I learned there, among other things, that carriages of the sort I rode that morning (commonly referred to as “cars,” after the Latin carrus or Gallic karros) were entering common use not so long after our time in London.

I saw that day, as on the one I’ve already described, that I had a great many things to learn and places to visit before I could do justice to my profession of consulting detective, solving the crimes and problems others cannot.

And I shall need to make small use of cars in this—like my prior—great city. And for a reason described by my return coachman as “testosterone,” I hope to travel in cars of as many varied shapes, sizes, and speeds as possible.

This shall all be a bit of sport!

15 January 2009

The 15-Proof Solution

’Twas an uncharacteristically cool and foggy December morning in Los Angeles and I, taking an early constitutional on the beach, was reminded of the gravelly back roads and cold, heavy fog of London town.

I walked rather briskly along the beachhead where the sand is moist and thick but is of least impedance to one’s step until I came upon a clot of loiterers raising no small amount of rabble at one of many light blue shacks stationed on the waterfront. These “Life Guard Stations,” as I’ve since learned that they are called, are so named after the noble men and women who seat themselves therein to protect the ocean’s bathers. This band of ne’er-do-wells were clearly of not nearly so dignified a calling.

The largest and perhaps quietest of the fray stepped forward to stop my passage and began making mockery of my gentleman’s garb, drawing forth cacophonous howling from his boisterous lot.

You will learn about me, reader, that, perhaps to my detriment, I am a man without fear of physical altercation and am well versed in the noble language of boxing. As such I stood proud my ground before this dark-skinned giant of a man, whom some of his gang—the correct term, I was told later—referred to as Heh-ne- rawl Verr-gah, a name of rich meaning, I’m sure.

“What do you think you are doing on our beach, ese?” he asked in a dark drawl of a savage Latin tongue.

I glanced at him casually through my heavy-lidded eyes and suppressed my smirk of amusement.

“I perceive about you, Heh-neh-rawl, that you are a man of great and recently received wealth who has within the month returned from a long mining expedition in China.” Said I, awaiting the usual shocked silence that ordinarily follows my elementary observations.

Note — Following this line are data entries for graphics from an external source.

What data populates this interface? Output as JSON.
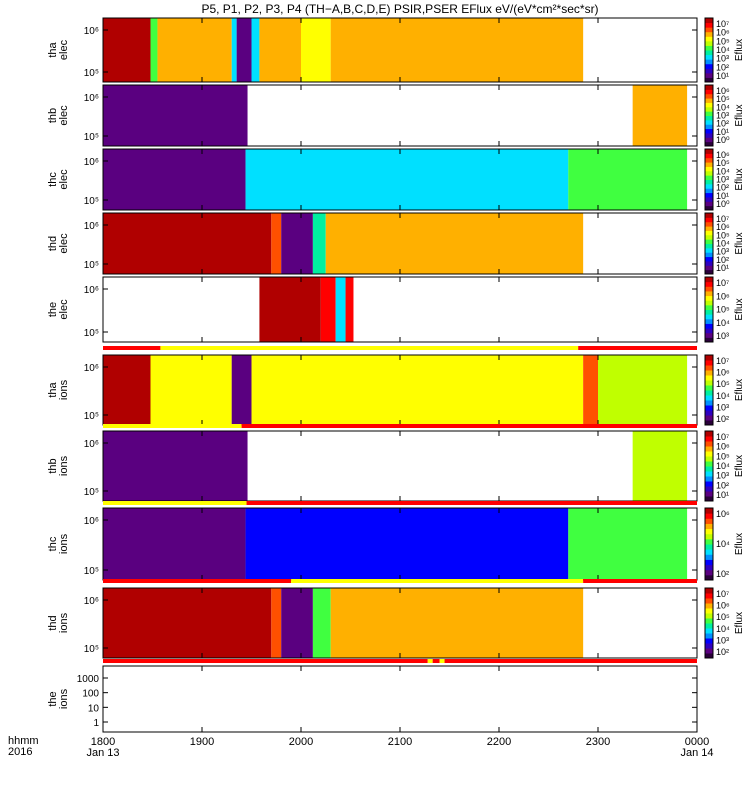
{
  "title": "P5, P1, P2, P3, P4 (TH−A,B,C,D,E) PSIR,PSER EFlux eV/(eV*cm²*sec*sr)",
  "x_axis": {
    "row_labels": [
      "hhmm",
      "2016"
    ],
    "ticks": [
      {
        "t": 1800,
        "label": "1800",
        "sub": "Jan 13"
      },
      {
        "t": 1900,
        "label": "1900",
        "sub": ""
      },
      {
        "t": 2000,
        "label": "2000",
        "sub": ""
      },
      {
        "t": 2100,
        "label": "2100",
        "sub": ""
      },
      {
        "t": 2200,
        "label": "2200",
        "sub": ""
      },
      {
        "t": 2300,
        "label": "2300",
        "sub": ""
      },
      {
        "t": 2400,
        "label": "0000",
        "sub": "Jan 14"
      }
    ]
  },
  "colors": {
    "spectrum": [
      "#2a003a",
      "#5a0080",
      "#2f00c0",
      "#0000ff",
      "#0090ff",
      "#00e0ff",
      "#00f0a0",
      "#40ff40",
      "#c0ff00",
      "#ffff00",
      "#ffb000",
      "#ff5000",
      "#ff0000",
      "#b00000"
    ],
    "bar_yellow": "#ffff00",
    "bar_red": "#ff0000"
  },
  "chart_data": [
    {
      "type": "heatmap",
      "probe": "tha",
      "species": "elec",
      "ylabel": [
        "tha",
        "elec"
      ],
      "yticks": [
        "10⁶",
        "10⁵"
      ],
      "cbar_ticks": [
        "10⁷",
        "10⁶",
        "10⁵",
        "10⁴",
        "10³",
        "10²",
        "10¹"
      ],
      "cbar_label": "Eflux",
      "segments": [
        [
          1800,
          1848,
          13
        ],
        [
          1848,
          1855,
          7
        ],
        [
          1855,
          1930,
          10
        ],
        [
          1930,
          1935,
          5
        ],
        [
          1935,
          1950,
          1
        ],
        [
          1950,
          1958,
          5
        ],
        [
          1958,
          2000,
          10
        ],
        [
          2000,
          2030,
          9
        ],
        [
          2030,
          2285,
          10
        ]
      ]
    },
    {
      "type": "heatmap",
      "probe": "thb",
      "species": "elec",
      "ylabel": [
        "thb",
        "elec"
      ],
      "yticks": [
        "10⁶",
        "10⁵"
      ],
      "cbar_ticks": [
        "10⁶",
        "10⁵",
        "10⁴",
        "10³",
        "10²",
        "10¹",
        "10⁰"
      ],
      "cbar_label": "Eflux",
      "segments": [
        [
          1800,
          1946,
          1
        ],
        [
          2335,
          2390,
          10
        ]
      ]
    },
    {
      "type": "heatmap",
      "probe": "thc",
      "species": "elec",
      "ylabel": [
        "thc",
        "elec"
      ],
      "yticks": [
        "10⁶",
        "10⁵"
      ],
      "cbar_ticks": [
        "10⁶",
        "10⁵",
        "10⁴",
        "10³",
        "10²",
        "10¹",
        "10⁰"
      ],
      "cbar_label": "Eflux",
      "segments": [
        [
          1800,
          1944,
          1
        ],
        [
          1944,
          2270,
          5
        ],
        [
          2270,
          2390,
          7
        ]
      ]
    },
    {
      "type": "heatmap",
      "probe": "thd",
      "species": "elec",
      "ylabel": [
        "thd",
        "elec"
      ],
      "yticks": [
        "10⁶",
        "10⁵"
      ],
      "cbar_ticks": [
        "10⁷",
        "10⁶",
        "10⁵",
        "10⁴",
        "10³",
        "10²",
        "10¹"
      ],
      "cbar_label": "Eflux",
      "segments": [
        [
          1800,
          1970,
          13
        ],
        [
          1970,
          1980,
          11
        ],
        [
          1980,
          2012,
          1
        ],
        [
          2012,
          2025,
          6
        ],
        [
          2025,
          2285,
          10
        ]
      ]
    },
    {
      "type": "heatmap",
      "probe": "the",
      "species": "elec",
      "ylabel": [
        "the",
        "elec"
      ],
      "yticks": [
        "10⁶",
        "10⁵"
      ],
      "cbar_ticks": [
        "10⁷",
        "10⁶",
        "10⁵",
        "10⁴",
        "10³"
      ],
      "cbar_label": "Eflux",
      "segments": [
        [
          1958,
          2020,
          13
        ],
        [
          2020,
          2035,
          12
        ],
        [
          2035,
          2045,
          5
        ],
        [
          2045,
          2053,
          12
        ]
      ]
    },
    {
      "type": "heatmap",
      "probe": "tha",
      "species": "ions",
      "ylabel": [
        "tha",
        "ions"
      ],
      "yticks": [
        "10⁶",
        "10⁵"
      ],
      "cbar_ticks": [
        "10⁷",
        "10⁶",
        "10⁵",
        "10⁴",
        "10³",
        "10²"
      ],
      "cbar_label": "Eflux",
      "segments": [
        [
          1800,
          1848,
          13
        ],
        [
          1848,
          1930,
          9
        ],
        [
          1930,
          1950,
          1
        ],
        [
          1950,
          2285,
          9
        ],
        [
          2285,
          2300,
          11
        ],
        [
          2300,
          2390,
          8
        ]
      ]
    },
    {
      "type": "heatmap",
      "probe": "thb",
      "species": "ions",
      "ylabel": [
        "thb",
        "ions"
      ],
      "yticks": [
        "10⁶",
        "10⁵"
      ],
      "cbar_ticks": [
        "10⁷",
        "10⁶",
        "10⁵",
        "10⁴",
        "10³",
        "10²",
        "10¹"
      ],
      "cbar_label": "Eflux",
      "segments": [
        [
          1800,
          1946,
          1
        ],
        [
          2335,
          2390,
          8
        ]
      ]
    },
    {
      "type": "heatmap",
      "probe": "thc",
      "species": "ions",
      "ylabel": [
        "thc",
        "ions"
      ],
      "yticks": [
        "10⁶",
        "10⁵"
      ],
      "cbar_ticks": [
        "10⁶",
        "10⁴",
        "10²"
      ],
      "cbar_label": "Eflux",
      "segments": [
        [
          1800,
          1944,
          1
        ],
        [
          1944,
          2270,
          3
        ],
        [
          2270,
          2390,
          7
        ]
      ]
    },
    {
      "type": "heatmap",
      "probe": "thd",
      "species": "ions",
      "ylabel": [
        "thd",
        "ions"
      ],
      "yticks": [
        "10⁶",
        "10⁵"
      ],
      "cbar_ticks": [
        "10⁷",
        "10⁶",
        "10⁵",
        "10⁴",
        "10³",
        "10²"
      ],
      "cbar_label": "Eflux",
      "segments": [
        [
          1800,
          1970,
          13
        ],
        [
          1970,
          1980,
          11
        ],
        [
          1980,
          2012,
          1
        ],
        [
          2012,
          2030,
          7
        ],
        [
          2030,
          2285,
          10
        ]
      ]
    },
    {
      "type": "heatmap",
      "probe": "the",
      "species": "ions",
      "ylabel": [
        "the",
        "ions"
      ],
      "yticks": [
        "1000",
        "100",
        "10",
        "1"
      ],
      "cbar_ticks": [],
      "cbar_label": "",
      "segments": []
    }
  ],
  "mode_bars": [
    {
      "segments": [
        [
          1800,
          1858,
          "red"
        ],
        [
          1858,
          2280,
          "yellow"
        ],
        [
          2280,
          2400,
          "red"
        ]
      ]
    },
    {
      "segments": [
        [
          1800,
          1940,
          "yellow"
        ],
        [
          1940,
          2400,
          "red"
        ]
      ]
    },
    {
      "segments": [
        [
          1800,
          1945,
          "yellow"
        ],
        [
          1945,
          2400,
          "red"
        ]
      ]
    },
    {
      "segments": [
        [
          1800,
          1990,
          "red"
        ],
        [
          1990,
          2285,
          "yellow"
        ],
        [
          2285,
          2400,
          "red"
        ]
      ]
    },
    {
      "segments": [
        [
          1800,
          2128,
          "red"
        ],
        [
          2128,
          2133,
          "yellow"
        ],
        [
          2133,
          2140,
          "red"
        ],
        [
          2140,
          2145,
          "yellow"
        ],
        [
          2145,
          2400,
          "red"
        ]
      ]
    }
  ]
}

I was instead greeted by a wave of laughter whose strength rivaled that of the lapping ocean to my left.

Alarmed, I steadied my stance and raised my cane for violence.

This elicited even more raucous uproar from this cache of irregulars.

Thankfully, at my display of preparedness, Heh-neh-rawl’s stance loosed and he, too, began to laugh.

“Ese, we were going to fuck you up for being on our turf. But, FUCK it, less party!!”

I learned from that tense confrontation and day of leisurely relaxation that followed, two things.

The first lesson is in regard to my deductions. They are, I am afraid, in some areas out of date. Thick canvas pants are worn by many more than miners. All-black clothing is not purely the vogue of the rice field Chinaman. Prisoners in this age or on this continent are made to work in the sun robed in excessively collared clothes, giving them the pale necks I spied beneath the many gold chains around their “General’s,” as ‘twas translated for me, neck.

The second lesson is that there is a hearty grog of early Britain to which I was ashamedly unaware. Olde English 800, it is called, and it put even me and my cast iron stomach upon my drunken backside.